Describe the time course of drug absorption from the gastrointestinal tract.

• In the normal population, intestinal transit time is usually quite consistent and largely unaffected by gastric emptying. For most people it will be some 2-6 hours.
• Peak effect is usually in 30 minutes

What are the problems with drug absorption from the colon?

• Surface area is small (5m²)
• Solid stool make diffusion difficult
• Concentration is usually low, as most of the drug has already been absorbed
• Gut bacteria are more numerous, and transit time is slower (i.e. bacterial metabolism is more prevalent)

How does gut microflora affect drug absorption?
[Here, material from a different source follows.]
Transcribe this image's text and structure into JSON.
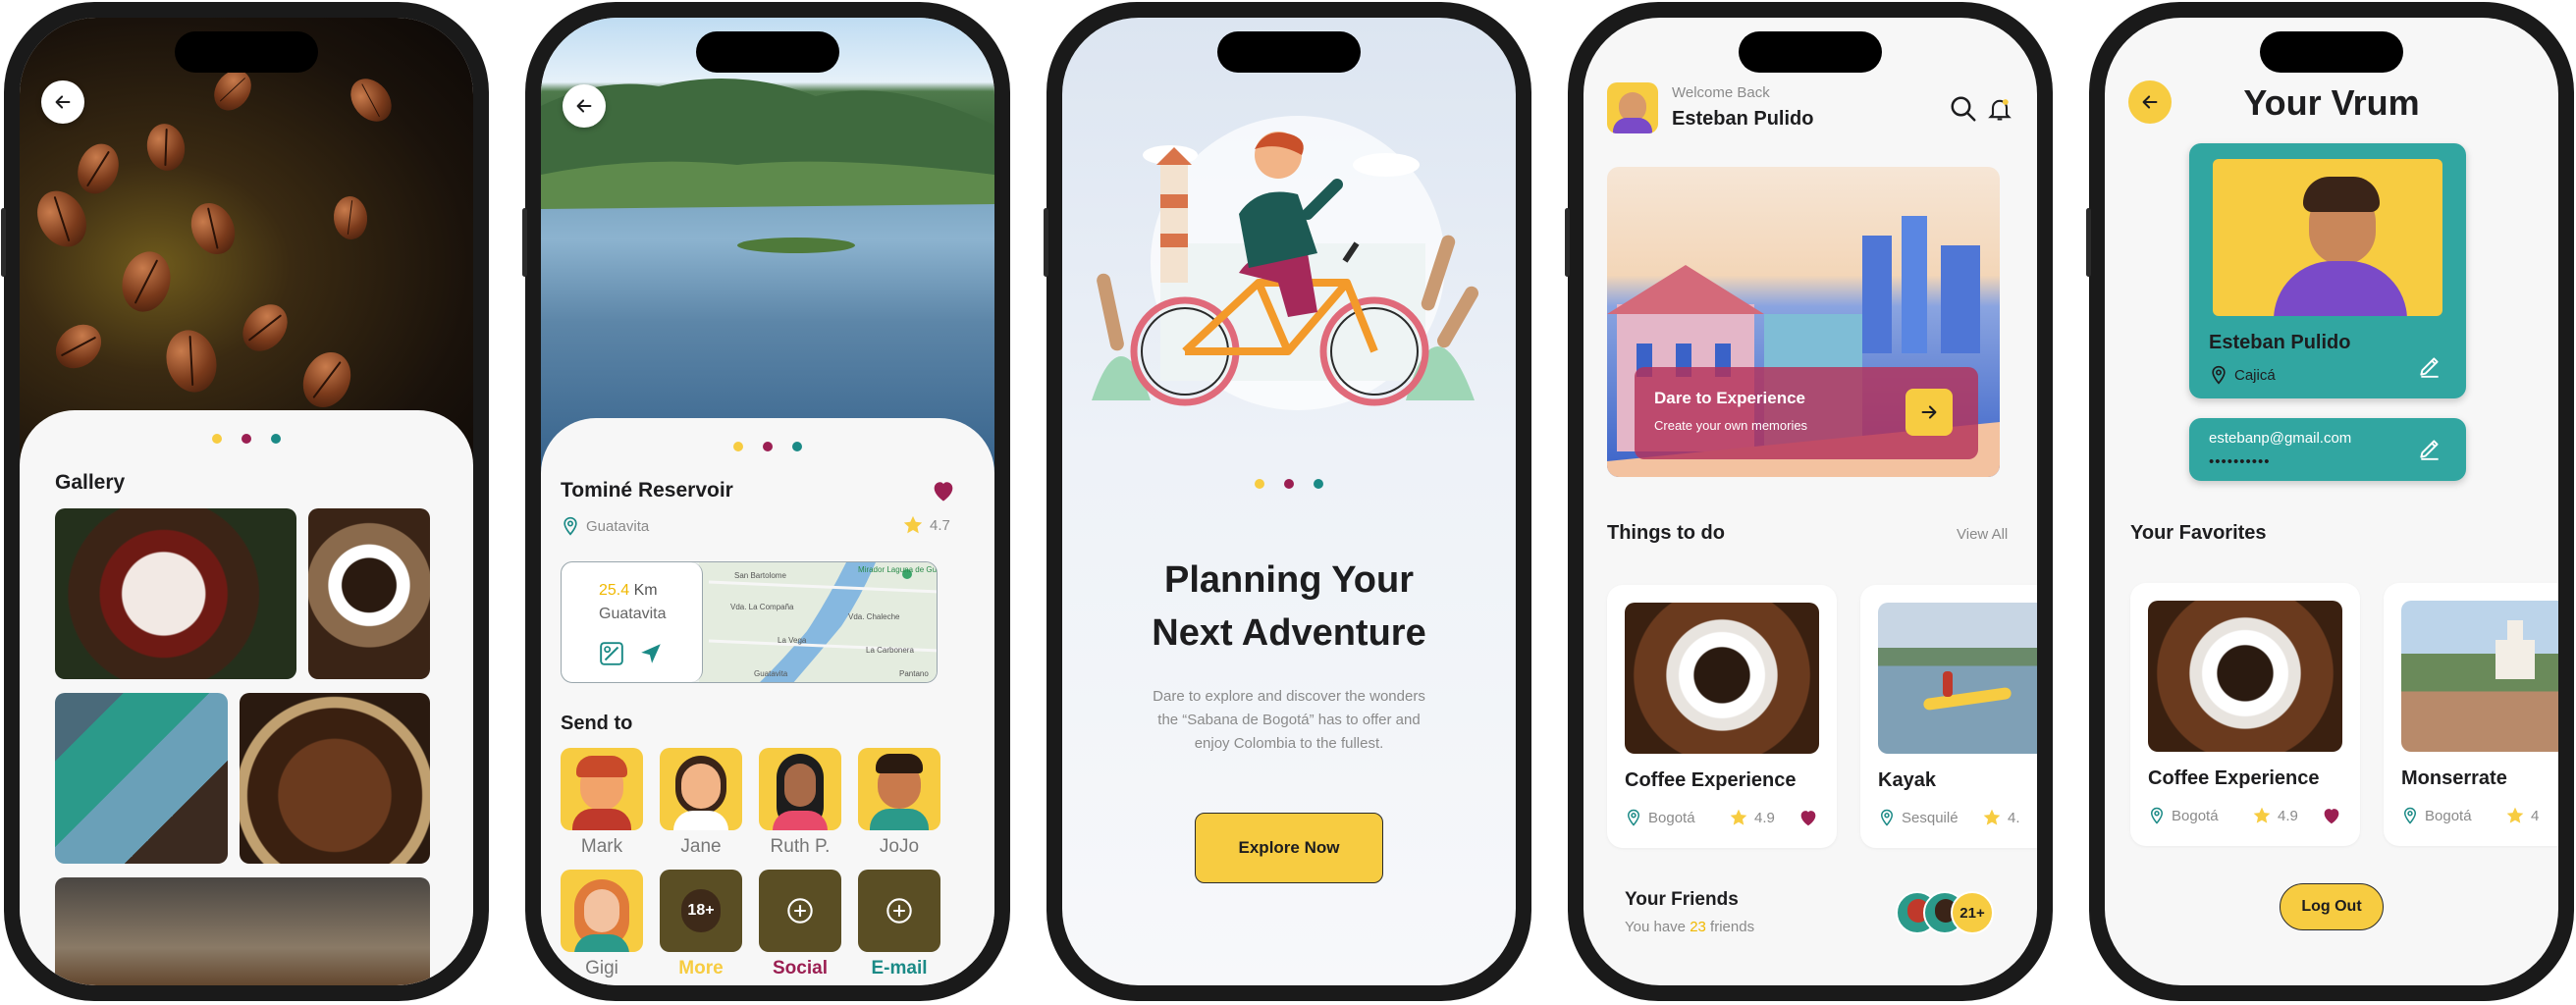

Give examples.

• Decreased availability or deactivation of the drug, by...
  • Metabolism into inactive metabolites
  • Sequestration in bacterial organisms
  • Chelation by bacterial wall components
  • Competition for intestinal absorption with bacterial metabolites
• Increased availability or activation of the drug, by...
  • Metabolism of inactive precursor into active metabolites
  • Change of ambient pH to enhance absorption
  • Metabolism into more easily absorbed forms

Sulphasalazine as a good example. The drug itself is completely inactive, but is metabolised by gut bacteria to produce sulphapyridine and 5-amino salicylic acid (which have a therapeutic effect).

What is "enterohepatic recirculation"?

• In the liver, a drug may be conjugated directly with glucuronic acid or sulphate.
• This conjugate is excreted in the bile.
• In the colon, the gut bacteria possess both glucuronidase and sulphatase enzymes.
• These bacteria split the conjugate from the drug molecule, thus liberating the unchanged drug
• The liberated drug can now be absorbed by the 5m² surface of the colon.